Although this may seem wildly futuristic, Austin points out that smart phones didn’t exist until 2007 – now one third of people on the planet own one.

“We can see drone technology achieving the same market adoption rate that smart phones have received, and when the tech increases in capability, the applications will become more and more widespread,” he says.

Another application with real potential is the use of drones in emergency management.

“From a cost perspective you can get a drone up in the sky with a 20 megapixel camera and get some really high resolution, live-streamed images, which can assist in the assessment of unfolding disasters,” Austin explains.

In 2016, serious flooding around Forbes in NSW threatened the town’s water supply. The reservoir was cut off by floodwaters, so checking that it had not been compromised would require aerial surveillance.

Previously, this would have involved an expensive helicopter flight, but in this case Parkes Shire Council officers, with the assistance of The Institute for Drone Technology, were able to do the job more quickly and much less expensively using a drone. A small drone was quickly dispatched, and vision from its camera soon confirmed the integrity of the reservoir.

Drone strategy

However, drones are just one piece of the puzzle. Organisations that purchase a drone without first putting a strategy in place are just throwing away money, Austin says.

“We’ve seen case after case of organisations wanting to dip their toe into the drone market, and to start implementing drones into their workflow. They’ll get a couple of remote pilot licenses, and buy half a dozen drones and try and make the best of them. Typically, what happens is that a year later we’ll find the project hasn’t really gone anywhere,” he says.

“There’s a very large divide between the drone pilot and large organisation, which has frameworks, policies, standards and procedures.

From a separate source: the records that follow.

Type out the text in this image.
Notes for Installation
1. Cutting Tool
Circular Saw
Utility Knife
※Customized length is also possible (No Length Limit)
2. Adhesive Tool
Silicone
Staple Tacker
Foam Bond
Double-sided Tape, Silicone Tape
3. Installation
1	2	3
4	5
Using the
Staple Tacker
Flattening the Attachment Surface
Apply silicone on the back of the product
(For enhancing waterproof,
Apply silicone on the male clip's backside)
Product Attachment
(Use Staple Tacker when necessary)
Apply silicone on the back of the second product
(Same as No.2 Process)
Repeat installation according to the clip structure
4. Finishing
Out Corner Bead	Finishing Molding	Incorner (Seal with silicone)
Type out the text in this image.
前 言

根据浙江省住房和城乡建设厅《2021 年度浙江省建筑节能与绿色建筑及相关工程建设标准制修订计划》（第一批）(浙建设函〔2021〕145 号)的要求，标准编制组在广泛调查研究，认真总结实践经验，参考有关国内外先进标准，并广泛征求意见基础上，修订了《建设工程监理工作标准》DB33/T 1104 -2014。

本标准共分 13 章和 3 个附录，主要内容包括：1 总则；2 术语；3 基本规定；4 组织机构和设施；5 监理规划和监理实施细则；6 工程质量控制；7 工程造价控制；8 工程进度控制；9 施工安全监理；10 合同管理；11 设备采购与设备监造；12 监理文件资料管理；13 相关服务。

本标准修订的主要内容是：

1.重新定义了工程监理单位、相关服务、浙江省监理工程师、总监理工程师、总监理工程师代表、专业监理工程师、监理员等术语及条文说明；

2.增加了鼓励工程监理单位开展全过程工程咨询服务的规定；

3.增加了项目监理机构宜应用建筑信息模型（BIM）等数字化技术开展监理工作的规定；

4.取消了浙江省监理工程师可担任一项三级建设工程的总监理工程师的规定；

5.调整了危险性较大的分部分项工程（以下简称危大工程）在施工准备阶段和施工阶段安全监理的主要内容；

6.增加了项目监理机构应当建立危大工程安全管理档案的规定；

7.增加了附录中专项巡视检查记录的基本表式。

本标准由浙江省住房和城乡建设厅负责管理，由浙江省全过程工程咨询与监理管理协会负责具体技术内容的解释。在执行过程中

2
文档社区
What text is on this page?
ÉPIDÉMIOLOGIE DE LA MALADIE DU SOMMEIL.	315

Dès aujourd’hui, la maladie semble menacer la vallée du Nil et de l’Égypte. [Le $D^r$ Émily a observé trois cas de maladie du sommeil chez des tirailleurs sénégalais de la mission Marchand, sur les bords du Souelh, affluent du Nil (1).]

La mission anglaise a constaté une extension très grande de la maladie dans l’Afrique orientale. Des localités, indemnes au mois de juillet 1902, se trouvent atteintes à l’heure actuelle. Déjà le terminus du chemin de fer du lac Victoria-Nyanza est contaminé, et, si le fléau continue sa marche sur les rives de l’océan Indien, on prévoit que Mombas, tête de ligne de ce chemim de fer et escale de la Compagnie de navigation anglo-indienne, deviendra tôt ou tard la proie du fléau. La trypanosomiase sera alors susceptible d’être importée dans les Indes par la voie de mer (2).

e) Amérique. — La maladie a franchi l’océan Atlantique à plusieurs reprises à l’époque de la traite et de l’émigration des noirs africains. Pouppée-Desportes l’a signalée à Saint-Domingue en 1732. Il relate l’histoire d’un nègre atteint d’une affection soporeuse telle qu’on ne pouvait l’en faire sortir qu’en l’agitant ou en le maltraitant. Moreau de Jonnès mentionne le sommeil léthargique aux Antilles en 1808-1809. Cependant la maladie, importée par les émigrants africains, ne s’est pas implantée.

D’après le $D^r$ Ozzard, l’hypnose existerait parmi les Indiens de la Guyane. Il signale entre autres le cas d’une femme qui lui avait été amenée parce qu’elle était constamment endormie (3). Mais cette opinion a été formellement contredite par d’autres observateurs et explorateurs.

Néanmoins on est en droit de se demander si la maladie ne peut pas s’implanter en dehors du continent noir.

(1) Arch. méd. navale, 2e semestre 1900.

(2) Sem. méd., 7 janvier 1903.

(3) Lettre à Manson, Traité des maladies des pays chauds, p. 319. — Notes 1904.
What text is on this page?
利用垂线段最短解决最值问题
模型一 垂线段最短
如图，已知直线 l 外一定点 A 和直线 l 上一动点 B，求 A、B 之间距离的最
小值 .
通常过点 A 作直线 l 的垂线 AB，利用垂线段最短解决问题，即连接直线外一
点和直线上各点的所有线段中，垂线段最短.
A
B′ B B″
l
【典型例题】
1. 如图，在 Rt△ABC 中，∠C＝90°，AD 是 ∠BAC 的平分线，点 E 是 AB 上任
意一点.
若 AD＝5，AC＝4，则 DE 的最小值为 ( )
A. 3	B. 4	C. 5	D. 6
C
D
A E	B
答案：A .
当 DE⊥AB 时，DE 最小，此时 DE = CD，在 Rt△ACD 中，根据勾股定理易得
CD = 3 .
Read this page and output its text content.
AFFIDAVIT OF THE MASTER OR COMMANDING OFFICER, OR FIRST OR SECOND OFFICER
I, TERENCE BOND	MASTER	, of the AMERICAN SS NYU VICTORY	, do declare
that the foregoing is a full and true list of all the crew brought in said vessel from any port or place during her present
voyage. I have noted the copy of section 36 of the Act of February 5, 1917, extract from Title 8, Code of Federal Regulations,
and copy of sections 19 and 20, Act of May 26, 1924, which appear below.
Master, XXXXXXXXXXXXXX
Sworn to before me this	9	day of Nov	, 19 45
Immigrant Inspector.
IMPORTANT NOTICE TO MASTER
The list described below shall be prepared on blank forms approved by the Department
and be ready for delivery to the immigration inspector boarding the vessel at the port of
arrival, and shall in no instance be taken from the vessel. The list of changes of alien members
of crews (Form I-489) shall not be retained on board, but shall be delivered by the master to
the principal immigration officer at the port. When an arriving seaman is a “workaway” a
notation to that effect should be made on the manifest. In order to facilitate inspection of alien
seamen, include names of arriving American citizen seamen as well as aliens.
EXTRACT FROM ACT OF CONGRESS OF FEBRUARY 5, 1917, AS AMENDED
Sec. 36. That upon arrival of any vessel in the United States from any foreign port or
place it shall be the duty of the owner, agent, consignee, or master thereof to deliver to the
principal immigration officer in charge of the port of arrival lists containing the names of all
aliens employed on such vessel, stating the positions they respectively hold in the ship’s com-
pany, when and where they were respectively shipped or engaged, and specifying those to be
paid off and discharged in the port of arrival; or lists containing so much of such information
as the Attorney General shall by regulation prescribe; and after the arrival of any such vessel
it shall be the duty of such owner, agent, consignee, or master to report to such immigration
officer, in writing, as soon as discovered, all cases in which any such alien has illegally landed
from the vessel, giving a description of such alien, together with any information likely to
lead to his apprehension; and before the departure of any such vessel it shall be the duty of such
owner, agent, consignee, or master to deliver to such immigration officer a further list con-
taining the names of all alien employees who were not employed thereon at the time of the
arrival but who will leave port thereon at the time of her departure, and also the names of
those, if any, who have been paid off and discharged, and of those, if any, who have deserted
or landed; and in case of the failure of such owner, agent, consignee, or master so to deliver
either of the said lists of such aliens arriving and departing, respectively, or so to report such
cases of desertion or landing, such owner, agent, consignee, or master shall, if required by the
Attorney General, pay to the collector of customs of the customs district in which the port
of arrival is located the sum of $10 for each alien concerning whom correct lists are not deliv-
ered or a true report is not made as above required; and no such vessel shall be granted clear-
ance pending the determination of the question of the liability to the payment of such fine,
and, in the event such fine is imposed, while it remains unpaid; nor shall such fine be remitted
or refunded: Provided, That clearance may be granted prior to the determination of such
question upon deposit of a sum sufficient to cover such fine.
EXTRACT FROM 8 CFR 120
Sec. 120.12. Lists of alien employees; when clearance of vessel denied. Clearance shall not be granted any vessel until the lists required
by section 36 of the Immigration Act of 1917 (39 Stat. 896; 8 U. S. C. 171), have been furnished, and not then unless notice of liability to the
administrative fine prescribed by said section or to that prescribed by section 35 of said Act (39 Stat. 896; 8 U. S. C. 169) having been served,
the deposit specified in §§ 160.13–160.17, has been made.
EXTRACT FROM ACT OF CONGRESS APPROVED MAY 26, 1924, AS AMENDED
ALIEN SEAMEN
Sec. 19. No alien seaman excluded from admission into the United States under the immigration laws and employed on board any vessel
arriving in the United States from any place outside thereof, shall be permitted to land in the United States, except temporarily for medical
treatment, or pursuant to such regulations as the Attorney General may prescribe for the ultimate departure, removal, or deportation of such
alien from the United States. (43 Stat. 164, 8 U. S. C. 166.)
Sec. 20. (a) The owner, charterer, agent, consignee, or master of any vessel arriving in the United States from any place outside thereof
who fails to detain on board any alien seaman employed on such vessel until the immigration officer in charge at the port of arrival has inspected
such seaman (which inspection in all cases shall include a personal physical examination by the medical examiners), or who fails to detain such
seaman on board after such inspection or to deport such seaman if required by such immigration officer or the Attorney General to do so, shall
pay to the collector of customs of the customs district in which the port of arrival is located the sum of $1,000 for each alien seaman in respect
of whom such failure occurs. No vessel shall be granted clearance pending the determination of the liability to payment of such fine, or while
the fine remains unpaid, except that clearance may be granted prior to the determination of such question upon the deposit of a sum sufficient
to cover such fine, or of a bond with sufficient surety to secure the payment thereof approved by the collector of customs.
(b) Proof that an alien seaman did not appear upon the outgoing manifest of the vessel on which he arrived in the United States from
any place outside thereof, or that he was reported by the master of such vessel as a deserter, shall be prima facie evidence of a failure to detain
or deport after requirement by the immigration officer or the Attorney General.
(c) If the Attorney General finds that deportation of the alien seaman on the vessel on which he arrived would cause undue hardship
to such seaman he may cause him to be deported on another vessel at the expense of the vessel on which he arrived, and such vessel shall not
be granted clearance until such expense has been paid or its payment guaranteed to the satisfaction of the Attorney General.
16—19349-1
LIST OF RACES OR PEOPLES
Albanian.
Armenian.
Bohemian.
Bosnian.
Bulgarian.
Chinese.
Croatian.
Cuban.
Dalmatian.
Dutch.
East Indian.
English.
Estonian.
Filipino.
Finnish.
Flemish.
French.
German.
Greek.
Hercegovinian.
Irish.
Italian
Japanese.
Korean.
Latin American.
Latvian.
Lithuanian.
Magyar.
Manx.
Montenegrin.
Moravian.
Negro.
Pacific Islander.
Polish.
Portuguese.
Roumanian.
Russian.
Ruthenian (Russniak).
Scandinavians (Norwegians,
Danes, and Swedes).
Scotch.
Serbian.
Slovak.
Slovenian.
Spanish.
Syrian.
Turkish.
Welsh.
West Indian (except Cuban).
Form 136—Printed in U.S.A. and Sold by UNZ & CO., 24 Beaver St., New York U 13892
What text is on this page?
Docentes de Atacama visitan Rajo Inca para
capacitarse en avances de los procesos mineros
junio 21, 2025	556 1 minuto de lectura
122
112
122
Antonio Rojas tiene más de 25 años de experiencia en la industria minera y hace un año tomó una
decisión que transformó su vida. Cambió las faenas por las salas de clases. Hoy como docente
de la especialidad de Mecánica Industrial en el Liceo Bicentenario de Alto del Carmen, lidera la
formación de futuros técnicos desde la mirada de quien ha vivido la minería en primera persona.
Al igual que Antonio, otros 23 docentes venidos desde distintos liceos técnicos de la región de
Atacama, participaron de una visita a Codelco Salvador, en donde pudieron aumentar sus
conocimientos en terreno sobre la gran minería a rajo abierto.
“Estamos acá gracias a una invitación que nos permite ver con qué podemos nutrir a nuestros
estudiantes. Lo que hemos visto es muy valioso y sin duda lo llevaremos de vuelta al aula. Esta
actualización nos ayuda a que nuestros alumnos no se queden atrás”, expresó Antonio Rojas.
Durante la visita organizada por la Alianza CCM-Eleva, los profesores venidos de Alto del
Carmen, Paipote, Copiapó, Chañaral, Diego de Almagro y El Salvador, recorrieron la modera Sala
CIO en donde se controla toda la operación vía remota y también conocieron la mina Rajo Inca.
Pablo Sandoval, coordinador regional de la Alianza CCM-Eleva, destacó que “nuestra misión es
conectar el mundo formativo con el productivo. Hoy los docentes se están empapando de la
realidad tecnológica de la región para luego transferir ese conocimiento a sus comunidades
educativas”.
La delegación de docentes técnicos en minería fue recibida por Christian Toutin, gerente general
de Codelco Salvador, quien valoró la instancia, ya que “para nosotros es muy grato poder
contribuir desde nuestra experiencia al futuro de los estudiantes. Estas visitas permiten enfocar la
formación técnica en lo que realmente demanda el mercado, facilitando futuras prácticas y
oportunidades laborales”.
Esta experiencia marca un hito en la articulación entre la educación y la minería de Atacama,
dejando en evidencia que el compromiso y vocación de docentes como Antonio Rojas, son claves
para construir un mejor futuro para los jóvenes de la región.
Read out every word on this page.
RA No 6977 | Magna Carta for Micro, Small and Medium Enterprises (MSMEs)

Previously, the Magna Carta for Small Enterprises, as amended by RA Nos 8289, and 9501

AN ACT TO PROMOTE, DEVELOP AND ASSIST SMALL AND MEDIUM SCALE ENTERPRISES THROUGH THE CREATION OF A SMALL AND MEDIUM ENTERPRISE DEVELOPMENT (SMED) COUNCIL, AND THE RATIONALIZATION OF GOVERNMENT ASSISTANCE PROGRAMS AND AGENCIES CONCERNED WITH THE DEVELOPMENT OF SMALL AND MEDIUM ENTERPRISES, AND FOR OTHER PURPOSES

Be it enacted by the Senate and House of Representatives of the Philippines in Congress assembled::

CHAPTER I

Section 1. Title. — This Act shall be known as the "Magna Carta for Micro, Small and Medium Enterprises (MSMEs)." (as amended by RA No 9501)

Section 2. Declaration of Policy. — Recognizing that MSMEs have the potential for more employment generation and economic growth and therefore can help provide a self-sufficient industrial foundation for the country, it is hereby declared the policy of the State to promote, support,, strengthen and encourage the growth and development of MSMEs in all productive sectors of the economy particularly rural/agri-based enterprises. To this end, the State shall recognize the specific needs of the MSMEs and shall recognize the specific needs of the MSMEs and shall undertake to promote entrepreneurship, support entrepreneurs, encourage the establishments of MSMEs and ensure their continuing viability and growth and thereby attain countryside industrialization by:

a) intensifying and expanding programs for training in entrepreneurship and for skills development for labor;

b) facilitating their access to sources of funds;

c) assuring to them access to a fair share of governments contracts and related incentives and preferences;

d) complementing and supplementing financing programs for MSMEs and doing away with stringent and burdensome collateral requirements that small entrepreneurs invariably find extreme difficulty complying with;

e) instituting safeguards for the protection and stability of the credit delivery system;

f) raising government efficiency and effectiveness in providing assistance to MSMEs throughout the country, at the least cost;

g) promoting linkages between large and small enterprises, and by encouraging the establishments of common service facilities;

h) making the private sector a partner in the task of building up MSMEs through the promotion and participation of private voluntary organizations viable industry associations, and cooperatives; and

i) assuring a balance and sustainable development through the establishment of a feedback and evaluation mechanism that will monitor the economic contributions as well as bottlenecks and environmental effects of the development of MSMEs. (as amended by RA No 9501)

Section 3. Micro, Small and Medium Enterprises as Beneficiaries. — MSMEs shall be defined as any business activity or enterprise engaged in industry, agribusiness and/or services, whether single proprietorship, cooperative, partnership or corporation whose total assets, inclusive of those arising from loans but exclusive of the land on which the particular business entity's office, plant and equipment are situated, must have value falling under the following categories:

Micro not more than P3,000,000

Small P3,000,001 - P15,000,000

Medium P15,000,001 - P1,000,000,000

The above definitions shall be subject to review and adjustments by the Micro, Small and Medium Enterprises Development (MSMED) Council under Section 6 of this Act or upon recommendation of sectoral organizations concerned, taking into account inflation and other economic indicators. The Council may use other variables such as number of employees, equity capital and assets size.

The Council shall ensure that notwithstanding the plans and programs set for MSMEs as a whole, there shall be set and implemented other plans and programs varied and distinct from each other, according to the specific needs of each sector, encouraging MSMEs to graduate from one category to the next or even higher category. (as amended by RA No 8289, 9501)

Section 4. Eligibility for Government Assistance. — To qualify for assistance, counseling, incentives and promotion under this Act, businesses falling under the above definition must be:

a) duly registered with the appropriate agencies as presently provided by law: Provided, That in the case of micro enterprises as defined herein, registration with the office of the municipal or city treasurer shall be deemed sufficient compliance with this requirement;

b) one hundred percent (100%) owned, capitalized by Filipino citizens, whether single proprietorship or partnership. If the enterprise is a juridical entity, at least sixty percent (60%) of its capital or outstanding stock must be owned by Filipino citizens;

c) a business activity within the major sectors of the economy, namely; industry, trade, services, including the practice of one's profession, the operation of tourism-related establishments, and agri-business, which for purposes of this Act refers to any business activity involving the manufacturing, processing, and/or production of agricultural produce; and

“You need to have a discovery workshop, look at what tech’s available on the market, throw some ideas up on the whiteboard, and find out where drones could possibly be used now and workout a pathway to be able to get there. You need to tick all the corporate governance boxes. What are you going to do with your data? If your drone falls out of the sky and it’s got data on it for a particular application, do you have to report that loss of data to anyone?

“Once you’ve got a clear picture of where you now, and where you want to be in two years, then you can start looking at procurement strategies and training budgets and whether you’re going to have to allocate a chief pilot, which you are.

“The cost savings are significant. What we’ve found is that those cost savings haven’t been realised by a lot of organisations that have dabbled in drones, because they haven’t got a strategy in order to be able to utilise the drone technology. Most organisations don't have the technical and regulatory knowledge and competency. That’s where we can assist."

Changes to CASA regulations

Changes to drone regulations were flagged by the senate, and agreed to by the Australian Government in late November. 

The senate recommended: 

"That the Australian Government introduce a mandatory registration regime for all remotely piloted aircraft systems (RPAS) weighing more than 250 grams. As part of registration requirements, RPAS operators should be required to successfully complete a basic competence test regarding the safe use of RPAS, and demonstrate an understanding of the penalties for non-compliance with the rules." 

Austin says it's a big change for the industry, and that anyone that was operating in the sub-2kg excluded category is going to have to make some "pretty swift changes".